Walter Simoncini1, Andrei Bursuc2, Spyros Gidaris2, Yuki M. Asano1.
This repository contains the experiments for our paper No Train, all Gain: Self-Supervised Gradients Improve Deep Frozen Representations.
Our paper introduces FUNGI: Features from UNsupervised GradIents, a method to enhance the features of vision encoders by leveraging self-supervised gradients. Our method is simple: given any pretrained model, we first compute gradients from various self-supervised objectives for each input. These are projected to a lower dimension and then concatenated with the model's embedding. The resulting features are evaluated on k-nearest neighbor classification over 11 datasets from vision, 5 from natural language processing, and 2 from audio. Across backbones spanning various sizes and pretraining strategies, FUNGI features provide consistent performance improvements over the embeddings. We also show that using FUNGI features can benefit linear classification and image retrieval, and that they significantly improve the retrieval-based in-context scene understanding abilities of pretrained models, for example improving upon DINO by +17% for semantic segmentation — without any training.
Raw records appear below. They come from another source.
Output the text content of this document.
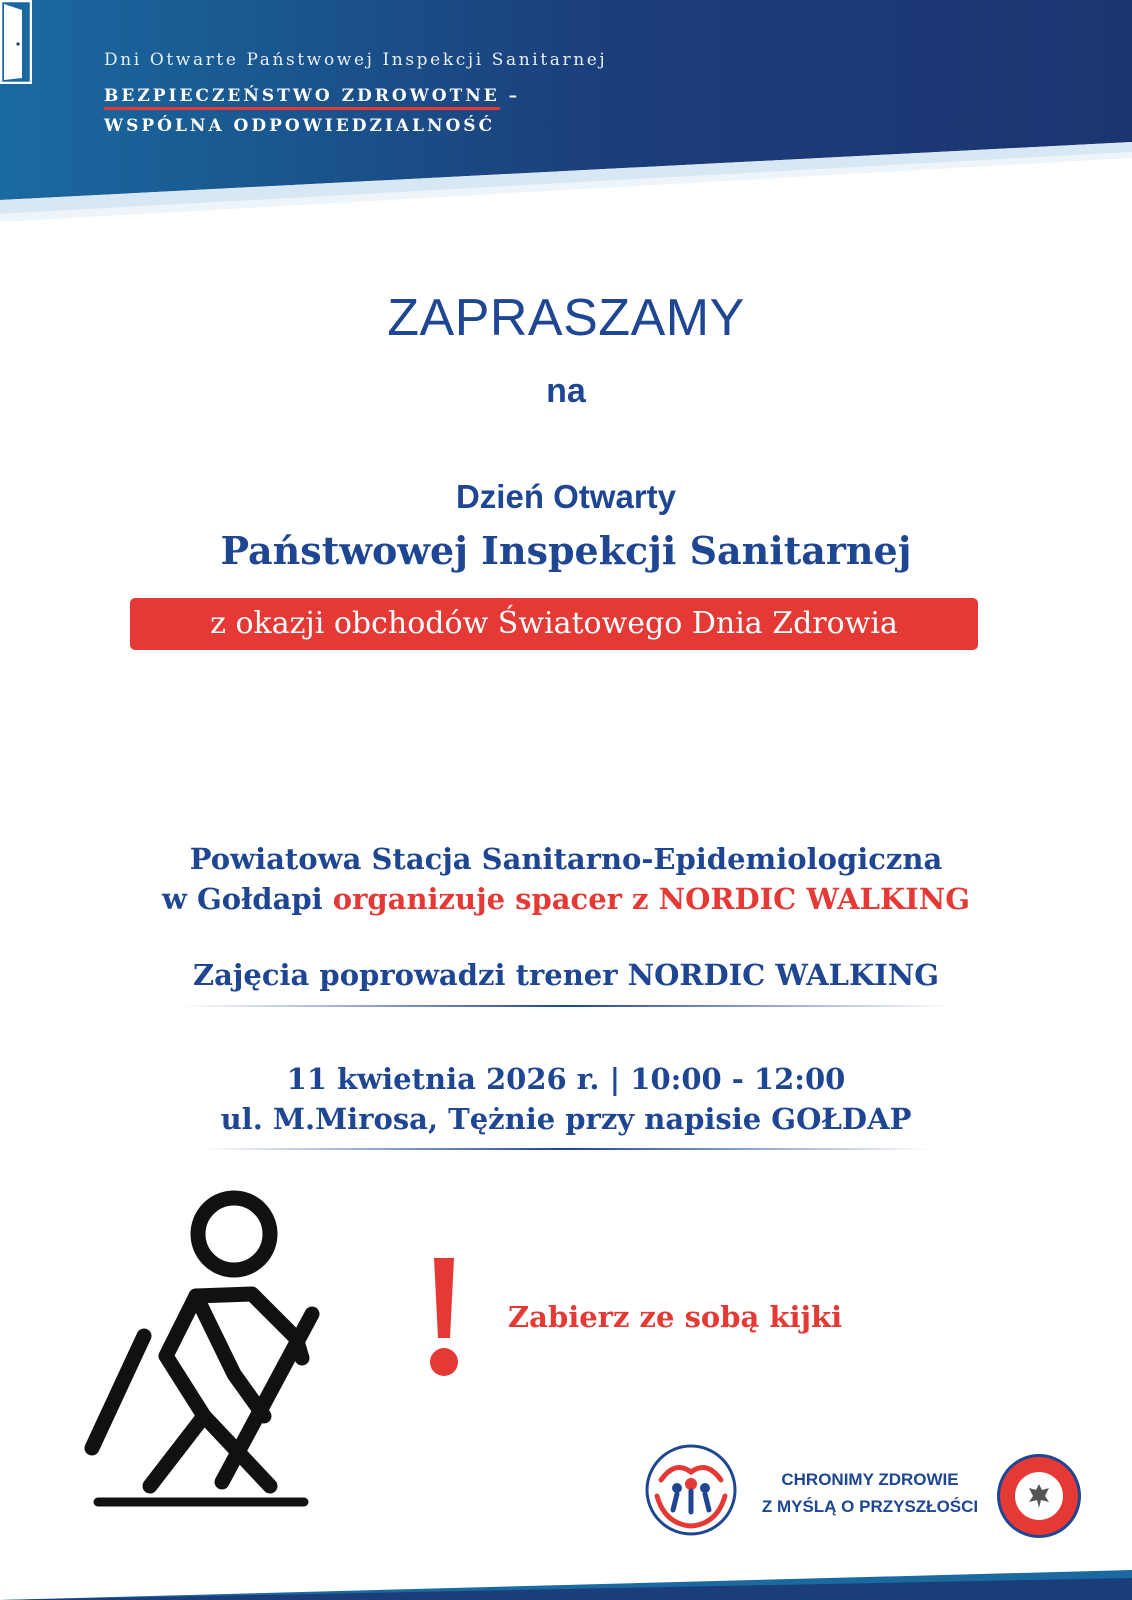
Dni Otwarte Państwowej Inspekcji Sanitarnej
BEZPIECZEŃSTWO ZDROWOTNE –
WSPÓLNA ODPOWIEDZIALNOŚĆ
ZAPRASZAMY
na
Dzień Otwarty
Państwowej Inspekcji Sanitarnej
z okazji obchodów Światowego Dnia Zdrowia
Powiatowa Stacja Sanitarno-Epidemiologiczna
w Gołdapi organizuje spacer z NORDIC WALKING
Zajęcia poprowadzi trener NORDIC WALKING
11 kwietnia 2026 r. | 10:00 - 12:00
ul. M.Mirosa, Tężnie przy napisie GOŁDAP
Zabierz ze sobą kijki
CHRONIMY ZDROWIE
Z MYŚLĄ O PRZYSZŁOŚCI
The root folders contains experiments for the vision modality (k-nn classification, retrieval and linear classification). Experiments for other modalities and tasks are in their corresponding folders:
fungi-text
: k-nearest neighbor text classification using FUNGI obtained from text encoders.fungi-ssast
: k-nearest neighbor audio classification using FUNGI obtained from an SSAST backbone.fungi-hummingbird
: retrieval-based vision in-context learning evaluation on semantic segmentation tasks.
The goal of this repository is to make the experiments illustrated in the paper reproducible, and it's not intented to be used in practice.
Important
If you simply want to extract FUNGI features for your dataset have a look at fungivision, which provides an easy to use and customizable model wrapper for producing FUNGI features.
This code was developed using Python 3.10
, so to run the experiments we recommend that you create an appropriate environment and install the required dependencies as follows:
conda create -n grady python=3.10
conda activate grady
# Install the required Python libraries
pip install -r requirements.txt
Most evaluation datasets are loaded via torchvision
, and require no special setup. In this section, we provide instructions on how to download and generate the ones not available out of the box.
Stanford Cars used to be available in torchvision
, but links to the original data files are broken. Use the commands below to download and setup the data, and don't forget to manually download cars_test_annos_withlabels.mat
from here.
# Based on https://github.com/pytorch/vision/issues/7545 and
# https://github.com/pytorch/vision/issues/7545#issuecomment-1575410733
mkdir /scratch-shared/$USER/cache/cars
kaggle datasets download -p /scratch-shared/$USER/cache/cars jessicali9530/stanford-cars-dataset
# Unpack the dataset and remove recursive structure
cd /scratch-shared/$USER/cache/cars
unzip stanford-cars-dataset.zip
# Move dataset folders to the top level
mv cars_test/ cars_test_tmp
mv cars_test_tmp/cars_test/ .
rm -rf cars_test_tmp
mv cars_train/ cars_train_tmp
mv cars_train_tmp/cars_train/ .
rm -rf cars_train_tmp
wget https://github.com/pytorch/vision/files/11644847/car_devkit.tgz
# Download the test annotations manually from this URL
# https://www.kaggle.com/code/subhangaupadhaya/pytorch-stanfordcars-classification/input?select=cars_test_annos_withlabels+%281%29.mat
# Go back to the home folder
cd $HOME
# Wrap the cars dataset into the proper folder structure, i.e. cars/stanford_cars/...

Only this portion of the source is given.